Being a superspy is pretty cool, right? Meet Roland King, currently having a whale of a time cutting swathes through a chaotic Panama City in 1990, currently in the midst of a U.S invasion. In a sort of pre-credits sequence that could have come straight out of a James Bond movie, we see King shooting his way through dozens of bad guys to take down General Noriega. It’s the gung ho stuff you would expect. Roland King is at the top of his game.

It’s here, the, that Millar starts his genre subversion. Cut to London in the present day, and Sir Roland King is still womanising and drinking too much, but it’s all a little sad now. Bearded, sporting middle age spread, and a man retired from active duty but still with a toe dipped in the pond, he’s in danger of being a dinosaur. As with us all, age has brought with it a degree of self-introspection, and King has started to evaluate his life. He was one of the top agents the United Kingdom had, following in a proud family tradition, but was he actually a ‘hero’? As he looks back he reflects on smashing trade unions, on torturing dissidents in Northern Ireland, on sexing up illegal arms dossiers to trigger wars, and generally killing and shagging his way around the world. Did he make things better, or actually worse? Did he just grease the wheels of a system that he was as much trapped in as everyone he killed?

Roland, it seems, is in a gang of one. When he expresses these thoughts in his gentleman’s club, he is laughed away. Their role, he is told, was always to defend the system, to prevent the anarchy that occurs when a system fails. When that system seems to be defending dirty money and greed, Roland is not sure it was worth the price. He feels guilty at being content with the sex and money, when he could have helped change the world.
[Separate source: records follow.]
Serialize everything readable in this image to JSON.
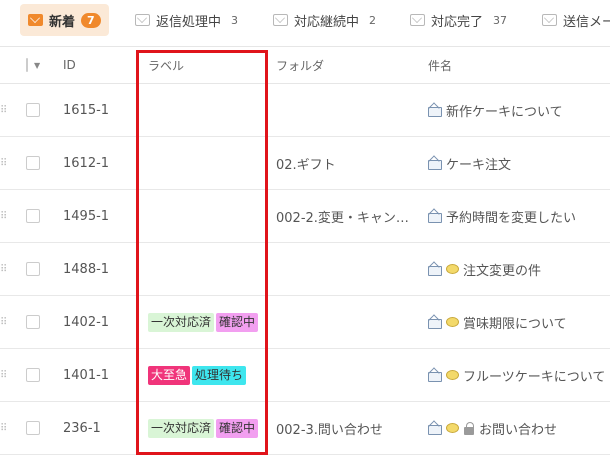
{
  "tabs": [
    {
      "label": "新着",
      "count": "7",
      "active": true
    },
    {
      "label": "返信処理中",
      "count": "3"
    },
    {
      "label": "対応継続中",
      "count": "2"
    },
    {
      "label": "対応完了",
      "count": "37"
    },
    {
      "label": "送信メー",
      "count": ""
    }
  ],
  "columns": {
    "id": "ID",
    "label": "ラベル",
    "folder": "フォルダ",
    "subject": "件名"
  },
  "rows": [
    {
      "id": "1615-1",
      "folder": "",
      "subject": "新作ケーキについて",
      "labels": []
    },
    {
      "id": "1612-1",
      "folder": "02.ギフト",
      "subject": "ケーキ注文",
      "labels": []
    },
    {
      "id": "1495-1",
      "folder": "002-2.変更・キャン…",
      "subject": "予約時間を変更したい",
      "labels": []
    },
    {
      "id": "1488-1",
      "folder": "",
      "subject": "注文変更の件",
      "labels": []
    },
    {
      "id": "1402-1",
      "folder": "",
      "subject": "賞味期限について",
      "labels": [
        {
          "text": "一次対応済",
          "bg": "#d9f5d6",
          "fg": "#333"
        },
        {
          "text": "確認中",
          "bg": "#f29ff0",
          "fg": "#333"
        }
      ]
    },
    {
      "id": "1401-1",
      "folder": "",
      "subject": "フルーツケーキについて",
      "labels": [
        {
          "text": "大至急",
          "bg": "#f0347a",
          "fg": "#ffffff"
        },
        {
          "text": "処理待ち",
          "bg": "#3ee6ee",
          "fg": "#333"
        }
      ]
    },
    {
      "id": "236-1",
      "folder": "002-3.問い合わせ",
      "subject": "お問い合わせ",
      "labels": [
        {
          "text": "一次対応済",
          "bg": "#d9f5d6",
          "fg": "#333"
        },
        {
          "text": "確認中",
          "bg": "#f29ff0",
          "fg": "#333"
        }
      ]
    }
  ],
  "colors": {
    "accent": "#f0892c",
    "highlight": "#e0141b"
  }
}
This is all superb writing from Millar, a searing indictment of our hero worship of superspies like Bond who are just unthinking servants of authority, be it in the right or not. I simplify a little of course, as Bond films have played with him bucking the system and rebelling against it, but he ultimately always returns to die another day. Or not.

Roland’s depression is bad enough, but after a collapse he learns he is dying. Six months left, tops. What’s a man crippled by guilt and past mistakes to do? In King’s case, it’s to put things right. To take down all the corruption, the bad people protected by wealth, the dictators propped up by the West, the criminals protected by those in power. It’s going to be a house-cleaning on a massive scale. As a wise man once said, a man without hope, is a man without fear. Roland King is a man on a mission, is mad as hell and is not going to take it anymore.

This was just absolutely visceral, brutal stuff. A superb deconstruction of an entire genre, one that I really love too. Kingsman was a fun riff on spies and their organisations, though at heart affectionate, but here Millar goes to town. Roland King is a superb protagonist, and a few decades past the older Sean Connery would have played the role brilliantly. The writing was just superb. Great premise, great character, and thought provoking philosophy. The art was equally good, the layouts and pacing perfect, and some of the violent scenes brutually realised. A great team.

Possibly the best book I’ve read in the last few months, this is superb stuff.

Not so much Bond keeping his end up, as King cutting yours off.